Veteran vapers take the appearance of condensation as the final sign that a vape is not worth hitting anymore. Up until that point, there’s still a possibility of getting a big, full hit of vapor. Once condensation starts to form due to lack of buffer oil, though, you can be fully assured that there are no hits left in your cart.
— No vapor at all
There’s a point of emptiness vape carts can reach that’s beyond even smoky hits and the appearance of hot condensation. Yes, you can actually smoke a vape until there is literally nothing else to vaporize, not even the tiny dregs of extract that will gradually run down the sides of even the emptiest-seeming cartridge.
If your vape is properly hooked up to a charged battery but nothing comes out of the mouthpiece even though the cartridge gets really hot, it’s time to pat yourself on the back. You’ve really done it — you’ve smoked a cart to the quick. Now, where’s that replacement cartridge again?
— Manufacturer indicators
It’s rare, but cannabis manufacturers occasionally include indicators on their vapes to show when they are empty. You might see a line at the bottom of your vape showing where to stop for the best results, for instance.
On the whole, though, vape manufacturers want to leave it up to their customers if they so desire to keep hitting their carts until they’re completely empty.
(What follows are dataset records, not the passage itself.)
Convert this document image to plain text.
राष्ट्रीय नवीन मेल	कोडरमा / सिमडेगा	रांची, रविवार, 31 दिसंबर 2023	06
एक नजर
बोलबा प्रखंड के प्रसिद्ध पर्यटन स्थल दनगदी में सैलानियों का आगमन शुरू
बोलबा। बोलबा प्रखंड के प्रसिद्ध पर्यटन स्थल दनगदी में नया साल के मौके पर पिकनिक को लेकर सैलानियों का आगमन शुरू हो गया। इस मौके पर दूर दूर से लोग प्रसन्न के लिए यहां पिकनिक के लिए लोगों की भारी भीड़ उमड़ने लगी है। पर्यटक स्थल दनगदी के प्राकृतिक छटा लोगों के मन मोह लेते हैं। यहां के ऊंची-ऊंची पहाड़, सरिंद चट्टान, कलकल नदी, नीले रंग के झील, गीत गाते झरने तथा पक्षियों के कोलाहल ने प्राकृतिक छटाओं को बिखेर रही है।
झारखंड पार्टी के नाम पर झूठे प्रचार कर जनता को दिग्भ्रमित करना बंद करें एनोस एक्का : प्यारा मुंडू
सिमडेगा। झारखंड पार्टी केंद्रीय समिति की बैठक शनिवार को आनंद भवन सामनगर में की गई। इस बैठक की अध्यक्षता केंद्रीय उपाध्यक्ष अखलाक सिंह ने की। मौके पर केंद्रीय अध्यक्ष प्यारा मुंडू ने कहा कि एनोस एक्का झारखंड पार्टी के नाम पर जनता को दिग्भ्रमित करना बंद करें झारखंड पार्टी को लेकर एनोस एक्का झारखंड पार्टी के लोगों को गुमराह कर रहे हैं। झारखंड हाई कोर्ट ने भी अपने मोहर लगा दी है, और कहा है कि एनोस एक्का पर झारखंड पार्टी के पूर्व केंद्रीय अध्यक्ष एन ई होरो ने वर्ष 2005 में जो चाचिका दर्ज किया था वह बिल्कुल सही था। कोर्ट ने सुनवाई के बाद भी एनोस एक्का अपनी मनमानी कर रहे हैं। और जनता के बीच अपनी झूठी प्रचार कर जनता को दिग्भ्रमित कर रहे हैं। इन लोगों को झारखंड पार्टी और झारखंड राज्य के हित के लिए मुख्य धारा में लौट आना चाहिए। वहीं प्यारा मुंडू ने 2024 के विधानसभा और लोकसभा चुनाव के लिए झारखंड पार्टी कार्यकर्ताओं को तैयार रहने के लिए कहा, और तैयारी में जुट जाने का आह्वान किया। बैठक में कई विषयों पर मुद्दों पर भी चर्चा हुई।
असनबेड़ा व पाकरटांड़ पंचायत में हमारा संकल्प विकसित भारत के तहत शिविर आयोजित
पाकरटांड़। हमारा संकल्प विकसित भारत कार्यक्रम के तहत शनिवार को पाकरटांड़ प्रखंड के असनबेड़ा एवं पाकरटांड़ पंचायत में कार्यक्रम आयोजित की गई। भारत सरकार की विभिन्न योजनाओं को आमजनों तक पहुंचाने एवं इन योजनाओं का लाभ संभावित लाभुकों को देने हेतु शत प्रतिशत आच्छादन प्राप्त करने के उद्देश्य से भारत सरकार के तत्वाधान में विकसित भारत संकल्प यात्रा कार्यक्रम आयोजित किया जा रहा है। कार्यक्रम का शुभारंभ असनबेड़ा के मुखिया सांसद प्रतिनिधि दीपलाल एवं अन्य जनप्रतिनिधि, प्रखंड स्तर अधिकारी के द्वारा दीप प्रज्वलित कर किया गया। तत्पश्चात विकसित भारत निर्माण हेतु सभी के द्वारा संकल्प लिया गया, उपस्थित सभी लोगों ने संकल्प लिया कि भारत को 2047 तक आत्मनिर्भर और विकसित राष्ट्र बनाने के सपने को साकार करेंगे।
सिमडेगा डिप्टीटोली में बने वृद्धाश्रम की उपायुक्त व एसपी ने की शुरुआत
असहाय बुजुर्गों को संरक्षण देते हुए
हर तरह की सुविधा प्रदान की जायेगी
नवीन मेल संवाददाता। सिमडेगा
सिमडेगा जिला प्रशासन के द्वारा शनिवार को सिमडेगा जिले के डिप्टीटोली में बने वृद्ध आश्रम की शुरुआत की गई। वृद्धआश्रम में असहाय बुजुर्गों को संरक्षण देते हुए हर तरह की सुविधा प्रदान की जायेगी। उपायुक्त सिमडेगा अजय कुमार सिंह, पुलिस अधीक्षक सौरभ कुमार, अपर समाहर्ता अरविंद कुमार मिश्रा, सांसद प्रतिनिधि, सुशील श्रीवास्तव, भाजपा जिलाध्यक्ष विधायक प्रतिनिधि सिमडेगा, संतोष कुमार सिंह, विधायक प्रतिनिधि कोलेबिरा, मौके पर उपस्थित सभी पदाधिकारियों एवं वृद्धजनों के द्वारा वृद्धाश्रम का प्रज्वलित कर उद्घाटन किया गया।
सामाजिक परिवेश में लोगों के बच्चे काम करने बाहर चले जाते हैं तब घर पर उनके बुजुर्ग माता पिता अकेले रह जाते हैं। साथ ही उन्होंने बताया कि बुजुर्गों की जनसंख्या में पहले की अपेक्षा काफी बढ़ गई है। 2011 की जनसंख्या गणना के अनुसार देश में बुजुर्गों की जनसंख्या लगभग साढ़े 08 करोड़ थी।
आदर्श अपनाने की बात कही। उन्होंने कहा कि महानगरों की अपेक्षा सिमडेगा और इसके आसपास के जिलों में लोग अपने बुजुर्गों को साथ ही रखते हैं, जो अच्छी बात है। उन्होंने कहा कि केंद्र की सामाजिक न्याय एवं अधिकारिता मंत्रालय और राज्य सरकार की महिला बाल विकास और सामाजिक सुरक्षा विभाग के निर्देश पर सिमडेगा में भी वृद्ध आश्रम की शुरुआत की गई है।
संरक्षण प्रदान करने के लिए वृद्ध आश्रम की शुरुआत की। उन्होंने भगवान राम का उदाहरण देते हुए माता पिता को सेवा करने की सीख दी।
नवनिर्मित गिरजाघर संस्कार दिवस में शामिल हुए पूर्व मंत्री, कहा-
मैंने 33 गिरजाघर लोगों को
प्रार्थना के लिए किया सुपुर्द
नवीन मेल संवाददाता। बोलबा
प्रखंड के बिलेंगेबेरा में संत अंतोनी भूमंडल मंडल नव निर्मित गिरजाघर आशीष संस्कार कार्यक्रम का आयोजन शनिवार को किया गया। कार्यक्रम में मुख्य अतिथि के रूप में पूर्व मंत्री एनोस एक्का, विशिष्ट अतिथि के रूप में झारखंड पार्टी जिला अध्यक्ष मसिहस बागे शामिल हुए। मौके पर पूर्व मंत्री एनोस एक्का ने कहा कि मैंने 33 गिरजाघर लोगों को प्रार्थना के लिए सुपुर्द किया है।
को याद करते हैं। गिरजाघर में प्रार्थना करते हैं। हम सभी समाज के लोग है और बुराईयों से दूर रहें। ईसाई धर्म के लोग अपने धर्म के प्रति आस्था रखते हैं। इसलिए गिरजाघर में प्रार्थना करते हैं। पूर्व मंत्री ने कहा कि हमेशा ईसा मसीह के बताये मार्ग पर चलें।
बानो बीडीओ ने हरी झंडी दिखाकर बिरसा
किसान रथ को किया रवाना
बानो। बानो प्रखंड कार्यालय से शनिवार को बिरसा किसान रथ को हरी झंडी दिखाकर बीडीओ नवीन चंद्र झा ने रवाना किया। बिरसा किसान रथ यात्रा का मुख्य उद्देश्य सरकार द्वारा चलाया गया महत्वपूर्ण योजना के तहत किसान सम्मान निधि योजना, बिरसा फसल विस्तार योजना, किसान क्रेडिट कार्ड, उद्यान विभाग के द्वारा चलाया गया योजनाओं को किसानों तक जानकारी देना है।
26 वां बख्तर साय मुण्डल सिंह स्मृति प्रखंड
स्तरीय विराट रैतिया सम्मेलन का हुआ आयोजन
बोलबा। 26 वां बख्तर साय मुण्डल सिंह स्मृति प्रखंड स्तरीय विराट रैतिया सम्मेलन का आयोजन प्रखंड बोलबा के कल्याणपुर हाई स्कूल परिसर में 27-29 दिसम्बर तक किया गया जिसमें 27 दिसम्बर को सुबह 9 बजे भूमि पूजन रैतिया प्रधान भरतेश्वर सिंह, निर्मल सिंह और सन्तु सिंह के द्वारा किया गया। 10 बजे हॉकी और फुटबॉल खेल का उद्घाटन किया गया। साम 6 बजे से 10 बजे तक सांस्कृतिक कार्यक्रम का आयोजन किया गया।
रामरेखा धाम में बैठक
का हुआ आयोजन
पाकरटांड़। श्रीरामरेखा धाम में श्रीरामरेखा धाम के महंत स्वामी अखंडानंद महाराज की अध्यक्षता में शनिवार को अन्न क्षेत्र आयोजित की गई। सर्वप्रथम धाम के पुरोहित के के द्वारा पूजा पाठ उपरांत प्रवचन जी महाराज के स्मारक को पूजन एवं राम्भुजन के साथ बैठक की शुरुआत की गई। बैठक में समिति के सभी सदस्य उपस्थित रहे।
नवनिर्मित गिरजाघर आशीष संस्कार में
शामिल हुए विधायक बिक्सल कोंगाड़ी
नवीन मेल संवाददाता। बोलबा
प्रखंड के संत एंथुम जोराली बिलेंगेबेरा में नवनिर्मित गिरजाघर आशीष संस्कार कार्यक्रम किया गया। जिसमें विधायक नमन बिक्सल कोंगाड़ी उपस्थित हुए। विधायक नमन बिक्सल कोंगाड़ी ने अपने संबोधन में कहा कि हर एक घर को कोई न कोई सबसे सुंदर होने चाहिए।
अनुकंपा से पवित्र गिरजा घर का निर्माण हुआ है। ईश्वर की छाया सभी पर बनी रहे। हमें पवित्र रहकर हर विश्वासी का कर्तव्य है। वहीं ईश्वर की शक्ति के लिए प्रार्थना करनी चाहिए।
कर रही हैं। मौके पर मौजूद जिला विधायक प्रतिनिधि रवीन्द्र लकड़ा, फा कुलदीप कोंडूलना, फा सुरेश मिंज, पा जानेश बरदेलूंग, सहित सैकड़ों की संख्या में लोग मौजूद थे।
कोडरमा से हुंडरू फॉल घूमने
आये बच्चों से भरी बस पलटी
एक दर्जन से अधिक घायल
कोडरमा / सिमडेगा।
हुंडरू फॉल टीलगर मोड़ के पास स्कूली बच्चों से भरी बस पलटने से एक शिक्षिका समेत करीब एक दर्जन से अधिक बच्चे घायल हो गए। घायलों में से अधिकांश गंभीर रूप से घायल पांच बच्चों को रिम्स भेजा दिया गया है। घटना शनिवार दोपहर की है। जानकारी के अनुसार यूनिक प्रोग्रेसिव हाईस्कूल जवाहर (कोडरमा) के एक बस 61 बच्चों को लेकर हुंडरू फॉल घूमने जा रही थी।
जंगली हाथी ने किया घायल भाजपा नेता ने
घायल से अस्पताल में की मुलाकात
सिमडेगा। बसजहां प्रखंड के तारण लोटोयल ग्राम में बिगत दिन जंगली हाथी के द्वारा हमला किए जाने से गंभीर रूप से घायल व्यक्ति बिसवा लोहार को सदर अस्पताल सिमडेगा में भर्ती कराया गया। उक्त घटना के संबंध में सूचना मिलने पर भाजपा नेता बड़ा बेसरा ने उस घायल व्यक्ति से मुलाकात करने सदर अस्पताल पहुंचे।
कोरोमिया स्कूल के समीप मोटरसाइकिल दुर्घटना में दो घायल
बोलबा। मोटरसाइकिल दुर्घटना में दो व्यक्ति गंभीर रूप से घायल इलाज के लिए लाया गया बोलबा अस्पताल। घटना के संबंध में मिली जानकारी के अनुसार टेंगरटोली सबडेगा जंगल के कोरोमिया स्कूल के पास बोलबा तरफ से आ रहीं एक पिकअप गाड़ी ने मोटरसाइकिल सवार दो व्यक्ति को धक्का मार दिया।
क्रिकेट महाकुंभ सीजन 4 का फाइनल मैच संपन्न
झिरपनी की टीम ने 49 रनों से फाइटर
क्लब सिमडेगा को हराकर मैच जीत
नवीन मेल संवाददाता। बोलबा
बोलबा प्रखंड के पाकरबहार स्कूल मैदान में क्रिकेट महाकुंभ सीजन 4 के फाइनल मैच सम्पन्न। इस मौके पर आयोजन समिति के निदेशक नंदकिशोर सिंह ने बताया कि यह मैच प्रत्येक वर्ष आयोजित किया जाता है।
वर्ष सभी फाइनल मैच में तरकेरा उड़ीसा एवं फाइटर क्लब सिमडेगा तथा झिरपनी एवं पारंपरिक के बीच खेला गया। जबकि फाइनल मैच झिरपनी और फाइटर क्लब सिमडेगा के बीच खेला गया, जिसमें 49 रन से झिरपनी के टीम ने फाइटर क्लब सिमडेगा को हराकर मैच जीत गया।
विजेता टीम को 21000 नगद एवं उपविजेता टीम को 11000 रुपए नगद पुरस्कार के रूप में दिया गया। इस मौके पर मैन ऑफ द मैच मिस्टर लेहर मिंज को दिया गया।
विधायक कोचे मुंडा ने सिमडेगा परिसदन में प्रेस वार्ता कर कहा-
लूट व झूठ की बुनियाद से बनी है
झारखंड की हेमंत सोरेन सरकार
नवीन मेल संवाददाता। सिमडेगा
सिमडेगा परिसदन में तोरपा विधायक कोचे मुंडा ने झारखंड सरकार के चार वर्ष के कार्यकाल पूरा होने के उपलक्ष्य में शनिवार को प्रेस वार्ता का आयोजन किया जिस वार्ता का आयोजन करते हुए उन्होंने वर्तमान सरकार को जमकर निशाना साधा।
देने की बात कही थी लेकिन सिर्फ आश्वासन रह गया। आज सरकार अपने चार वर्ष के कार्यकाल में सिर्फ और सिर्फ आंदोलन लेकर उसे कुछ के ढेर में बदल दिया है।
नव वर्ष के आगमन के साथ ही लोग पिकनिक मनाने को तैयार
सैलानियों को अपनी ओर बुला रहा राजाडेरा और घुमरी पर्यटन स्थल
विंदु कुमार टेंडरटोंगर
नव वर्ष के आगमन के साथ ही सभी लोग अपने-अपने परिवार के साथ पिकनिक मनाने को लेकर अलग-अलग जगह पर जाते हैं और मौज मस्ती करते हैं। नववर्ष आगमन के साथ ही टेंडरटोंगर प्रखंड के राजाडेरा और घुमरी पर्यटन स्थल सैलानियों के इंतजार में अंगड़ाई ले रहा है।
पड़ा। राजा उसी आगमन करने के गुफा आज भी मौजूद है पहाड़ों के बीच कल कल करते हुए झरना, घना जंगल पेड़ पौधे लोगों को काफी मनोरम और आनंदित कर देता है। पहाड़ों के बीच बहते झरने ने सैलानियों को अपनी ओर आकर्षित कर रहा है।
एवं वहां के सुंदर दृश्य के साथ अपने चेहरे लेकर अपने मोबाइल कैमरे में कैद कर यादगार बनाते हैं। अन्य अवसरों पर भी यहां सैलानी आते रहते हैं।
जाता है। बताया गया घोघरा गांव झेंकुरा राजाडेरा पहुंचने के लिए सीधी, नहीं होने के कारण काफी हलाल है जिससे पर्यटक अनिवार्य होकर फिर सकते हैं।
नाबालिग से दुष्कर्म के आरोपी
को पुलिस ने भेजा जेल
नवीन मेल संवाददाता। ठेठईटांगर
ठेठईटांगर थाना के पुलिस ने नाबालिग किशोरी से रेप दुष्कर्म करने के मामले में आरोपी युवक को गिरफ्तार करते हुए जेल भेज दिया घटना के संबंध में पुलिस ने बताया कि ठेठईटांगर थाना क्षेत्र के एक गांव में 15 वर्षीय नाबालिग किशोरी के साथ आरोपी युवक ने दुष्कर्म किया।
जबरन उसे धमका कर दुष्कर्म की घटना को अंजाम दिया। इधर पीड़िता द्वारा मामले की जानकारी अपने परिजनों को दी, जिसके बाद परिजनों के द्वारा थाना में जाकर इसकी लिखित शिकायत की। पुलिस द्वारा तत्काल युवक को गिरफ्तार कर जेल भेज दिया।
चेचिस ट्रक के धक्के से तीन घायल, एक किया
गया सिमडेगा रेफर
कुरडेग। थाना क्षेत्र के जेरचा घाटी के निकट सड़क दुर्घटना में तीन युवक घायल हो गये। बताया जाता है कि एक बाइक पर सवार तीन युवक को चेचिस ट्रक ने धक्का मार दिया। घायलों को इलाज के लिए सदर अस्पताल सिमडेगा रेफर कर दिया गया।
If you want to stop yourself before you get to that point, consider making your own mark on the cartridge at the level you consider it empty.
— Ask the manufacturer
If all else fails, you can always contact the company that made your vape cartridge and ask for their use recommendations. Nobody knows your vape better than the people who made it, so contacting the manufacturer might give you a clear answer when nobody else can.
For the record, Secret Nature recommends that you stop hitting a vape cartridge or disposable the moment the vapor changes in consistency or tastes burnt. Also, do not hit Secret Nature cartridges once all of the intake holes at the bottom of the tank are completely uncovered by extract.